Could they simply be listening to legal advice, hoping to avoid liability? “No! Fuck that,” Wittenberg says. “What are they worried about? Getting extradited for a vape pen? Forget it. Most of these guys—this industry was built by guys who used to be addicts. They know the rules of the street. It wasn’t made by a bunch of CEOs. And when something like this happens, when somebody takes a bullet for you, the rules of the street say you don’t leave him there. You help him.”
He sees his abandonment as a stain on the counterculture industry. It’s a group that has long styled itself as an antidote to the worst capitalist practices. Wittenberg felt that C3 was part of that community: a company built by regular people who believed in helping other outcasts. Now, he thinks about most of those relationships differently.
“It’s not like everyone was bad,” he said. “I actually did receive a bit of help, but none of it was from my vendors. I received a little bit of assistance from some buyers. They weren’t there, by the way. They just knew me and wanted to help out a bit.”
What’s Next
Wittenberg finally went free after 18 months, thanks to a good lawyer, a little luck, and—he believes—a good word from the president of the D.R.
The easiest explanation for Wittenberg’s debacle is that mistakes were made. Some vendors accidentally sent materials—gummies, THC-laden vapes, etc.—to a country where they’re illegal. Wittenberg says he told them to obey the country’s rules, and he trusted them to do so. Maybe they forgot. Maybe they misunderstood or thought the worst thing that could come of a mistake was a simple fine. 
Whether what happened stemmed from negligence, bad luck, or something closer to willful blindness is debatable. It depends on how much responsibility Wittenberg had for what vendors shipped under his name.

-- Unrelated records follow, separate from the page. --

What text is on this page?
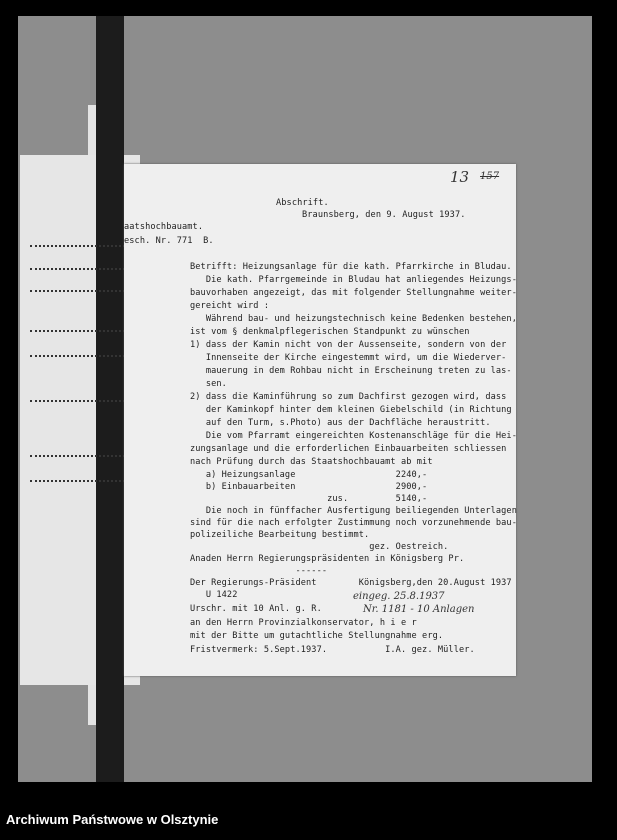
13 157
Abschrift.
Braunsberg, den 9. August 1937.
aatshochbauamt.
esch. Nr. 771  B.
Betrifft: Heizungsanlage für die kath. Pfarrkirche in Bludau.
Die kath. Pfarrgemeinde in Bludau hat anliegendes Heizungs-
bauvorhaben angezeigt, das mit folgender Stellungnahme weiter-
gereicht wird :
Während bau- und heizungstechnisch keine Bedenken bestehen,
ist vom § denkmalpflegerischen Standpunkt zu wünschen
1) dass der Kamin nicht von der Aussenseite, sondern von der
Innenseite der Kirche eingestemmt wird, um die Wiederver-
mauerung in dem Rohbau nicht in Erscheinung treten zu las-
sen.
2) dass die Kaminführung so zum Dachfirst gezogen wird, dass
der Kaminkopf hinter dem kleinen Giebelschild (in Richtung
auf den Turm, s.Photo) aus der Dachfläche heraustritt.
Die vom Pfarramt eingereichten Kostenanschläge für die Hei-
zungsanlage und die erforderlichen Einbauarbeiten schliessen
nach Prüfung durch das Staatshochbauamt ab mit
a) Heizungsanlage                   2240,-
b) Einbauarbeiten                   2900,-
zus.         5140,-
Die noch in fünffacher Ausfertigung beiliegenden Unterlagen
sind für die nach erfolgter Zustimmung noch vorzunehmende bau-
polizeiliche Bearbeitung bestimmt.
gez. Oestreich.
Anaden Herrn Regierungspräsidenten in Königsberg Pr.
------
Der Regierungs-Präsident        Königsberg,den 20.August 1937
U 1422
Urschr. mit 10 Anl. g. R.
an den Herrn Provinzialkonservator, h i e r
mit der Bitte um gutachtliche Stellungnahme erg.
Fristvermerk: 5.Sept.1937.           I.A. gez. Müller.
eingeg. 25.8.1937
Nr. 1181 - 10 Anlagen
Archiwum Państwowe w Olsztynie
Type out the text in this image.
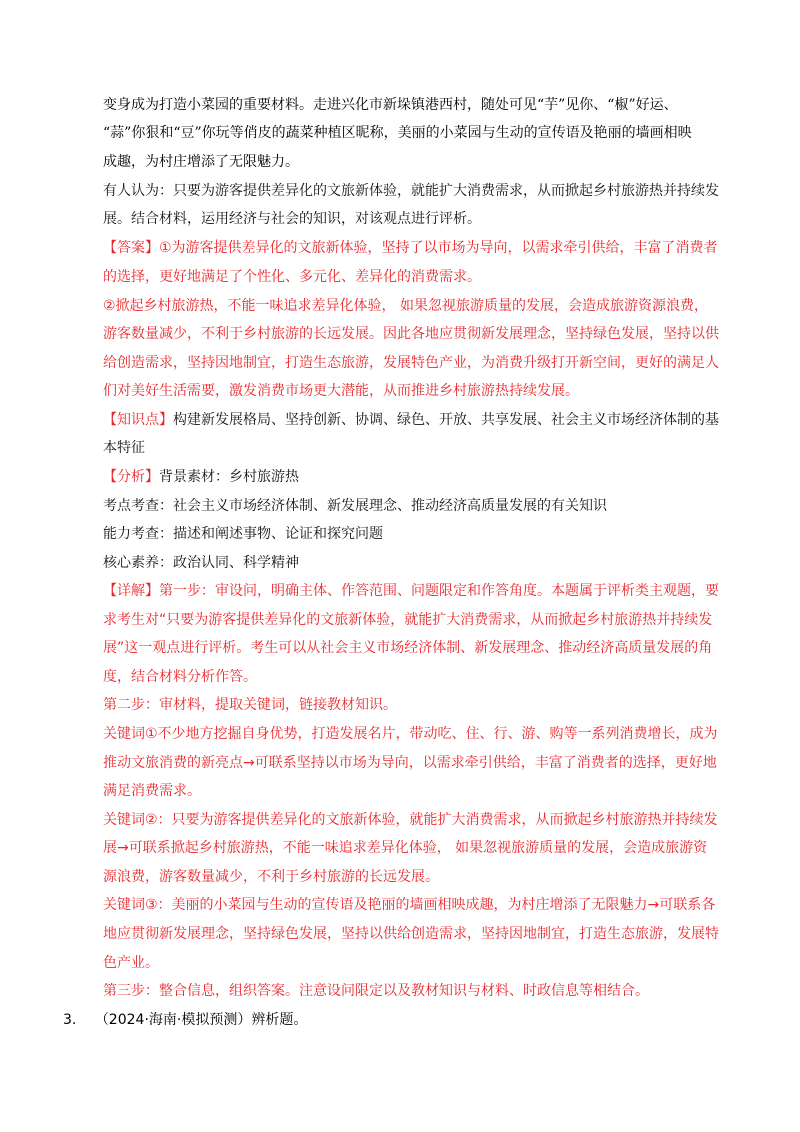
变身成为打造小菜园的重要材料。走进兴化市新垛镇港西村，随处可见“芋”见你、“椒”好运、
“蒜”你狠和“豆”你玩等俏皮的蔬菜种植区昵称，美丽的小菜园与生动的宣传语及艳丽的墙画相映
成趣，为村庄增添了无限魅力。
有人认为：只要为游客提供差异化的文旅新体验，就能扩大消费需求，从而掀起乡村旅游热并持续发
展。结合材料，运用经济与社会的知识，对该观点进行评析。
【答案】①为游客提供差异化的文旅新体验，坚持了以市场为导向，以需求牵引供给，丰富了消费者
的选择，更好地满足了个性化、多元化、差异化的消费需求。
②掀起乡村旅游热，不能一味追求差异化体验， 如果忽视旅游质量的发展，会造成旅游资源浪费，
游客数量减少，不利于乡村旅游的长远发展。因此各地应贯彻新发展理念，坚持绿色发展，坚持以供
给创造需求，坚持因地制宜，打造生态旅游，发展特色产业，为消费升级打开新空间，更好的满足人
们对美好生活需要，激发消费市场更大潜能，从而推进乡村旅游热持续发展。
【知识点】构建新发展格局、坚持创新、协调、绿色、开放、共享发展、社会主义市场经济体制的基
本特征
【分析】背景素材：乡村旅游热
考点考查：社会主义市场经济体制、新发展理念、推动经济高质量发展的有关知识
能力考查：描述和阐述事物、论证和探究问题
核心素养：政治认同、科学精神
【详解】第一步：审设问，明确主体、作答范围、问题限定和作答角度。本题属于评析类主观题，要
求考生对“只要为游客提供差异化的文旅新体验，就能扩大消费需求，从而掀起乡村旅游热并持续发
展”这一观点进行评析。考生可以从社会主义市场经济体制、新发展理念、推动经济高质量发展的角
度，结合材料分析作答。
第二步：审材料，提取关键词，链接教材知识。
关键词①不少地方挖掘自身优势，打造发展名片，带动吃、住、行、游、购等一系列消费增长，成为
推动文旅消费的新亮点→可联系坚持以市场为导向，以需求牵引供给，丰富了消费者的选择，更好地
满足消费需求。
关键词②：只要为游客提供差异化的文旅新体验，就能扩大消费需求，从而掀起乡村旅游热并持续发
展→可联系掀起乡村旅游热，不能一味追求差异化体验， 如果忽视旅游质量的发展，会造成旅游资
源浪费，游客数量减少，不利于乡村旅游的长远发展。
关键词③：美丽的小菜园与生动的宣传语及艳丽的墙画相映成趣，为村庄增添了无限魅力→可联系各
地应贯彻新发展理念，坚持绿色发展，坚持以供给创造需求，坚持因地制宜，打造生态旅游，发展特
色产业。
第三步：整合信息，组织答案。注意设问限定以及教材知识与材料、时政信息等相结合。
3. （2024·海南·模拟预测）辨析题。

“I’m trying to figure things out,” he said when pressed about the future. Does he plan to sue? Probably. He’s looking into it. Does he plan to get back into the industry? He might. It’s what he knows, after all.
What concerns him now is his life in Florida, where he can see his children (ages 13 and 17) and help care for his mother. In the two years since his release, he’s begun rebuilding the life he lost that day in Punta Cana.
His ideas about the future are simple. He wants to write a book. He’s been making the rounds on podcasts. He still has marketable skills—his businesses were highly successful. Someone could hire him. Maybe one of his friends.